Сейчас сержанты обходят солдат с бутылкой рома, наливая по чуть-чуть каждому и сами прикладываясь к горлышку время от времени. Всегда красное лицо сержанта Акройда стало заметно краснее.
Целых пятнадцать минут стояло странное затишье.
Сначала смолкли орудия с обеих сторон, словно и наши, и немецкие артиллеристы ушли на обеденный перерыв. В первый момент все решили, что обстрел прекратился в преддверии атаки, и страшно занервничали, но капитан Браун приказал нескольким субалтернам пройти по всему окопу и сообщить людям, что наступление назначено на три часа дня. У всех отлегло от сердца. Одни сели пить чай, другие поддались наконец чувству голода и принялись разогревать тушенку.
Уши отдыхали от орудийного грохота, мысли и чувства — от тревожной неизвестности; вдобавок ко всему дождь, донимавший нас последние четыре дня, наконец унялся. Солнце не выглянуло, но темная облачная пелена, нависавшая низко над землей, поднялась на высоту трех-четырех тысяч футов и стала значительно светлее.
Вот тогда-то и появились аэропланы.
Сначала в непривычной тишине послышалось приглушенное жужжание, потом в нескольких милях к западу от нас из облаков вылетели две точки, и вскоре мы уже различали очертания аэропланов. Я со своей близорукостью не мог разглядеть, где вражеский, а где наш, но остальные разглядели, и когда меньший из двух жужжащих крестиков стремительно описал дугу и оказался позади большего, по нашему окопу прокатилась волна одобрительных возгласов.
На следующие десять минут мы стали зрителями воздушного спектакля с Панчем и Джуди в исполнении двух крылатых машин, которые кружили, петляли в небе, то ныряя вниз, то взмывая вверх, то исчезая за облаками, то вновь появляясь.
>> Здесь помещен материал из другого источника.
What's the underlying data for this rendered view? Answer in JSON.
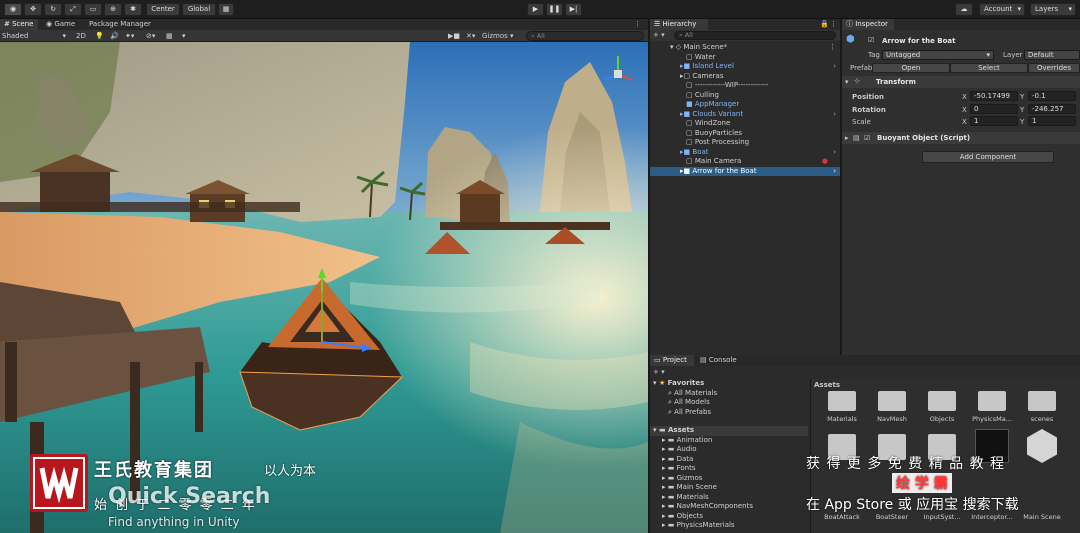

Снайперская стрельба и изнурительный пулеметный огонь прекратились, пока люди по обе стороны от «ничейной земли» зачарованно наблюдали за представлением. Впервые за много недель над фронтом воцарилась такая тишина, что ты явственно слышал пение птицы у реки в отдалении и тихое покашливание людей в сотне ярдов от тебя. А потом с высоты донесся еле слышный стрекот пулеметов в самих аэропланах. Они стреляли редко — только когда один получал явное преимущество над другим — и такими короткими очередями, что все мы здесь, на земле, то есть под землей, почувствовали себя расточителями, зря переводящими безумные количества боеприпасов.
Потом, когда воздушное представление уже начало прискучивать, одна из машин — которая побольше — вдруг полыхнула огнем, пошла вниз по сужающейся спирали и исчезла из виду позади немецких траншей, ближе к Гиймону. Через несколько секунд в небо поднялся огромный столб черного дыма, и наши парни проорали троекратное «ура» и засвистели, завопили с такой силой, что у меня создалось впечатление, будто я сижу среди рабочего люда на стадионе, где идет футбольный матч.
Ликование оказалось преждевременным. Мгновением позже кружащий в небе меньший аэроплан — английский или французский, вероятно, хотя опознавательных знаков я не разглядел — выпустил облако дыма.
— Черт, он горит. Видите огонь? — сказал младший капрал, стоявший рядом.
Я огня не видел, но отчетливо услышал чихание мотора, когда в нашем окопе стихли последние радостные возгласы. Очевидно, аэроплан находился слишком высоко, чтобы успеть вернуться на землю, прежде чем огонь доберется до пилота — или просто здесь, на нашей тысяче квадратных миль изрытой воронками земли вдоль линии фронта, не было ни одного пригодного места для посадки. Вместо того чтобы снижаться, аэроплан немного набрал высоту и сделал несколько неуклюжих виражей с сильным креном, словно летчик лихорадочно пытался сбить пламя. Попытка не удалась: немного погодя уже даже я различал огненные языки и длинную струю дыма за чихающим темным крестиком в небе.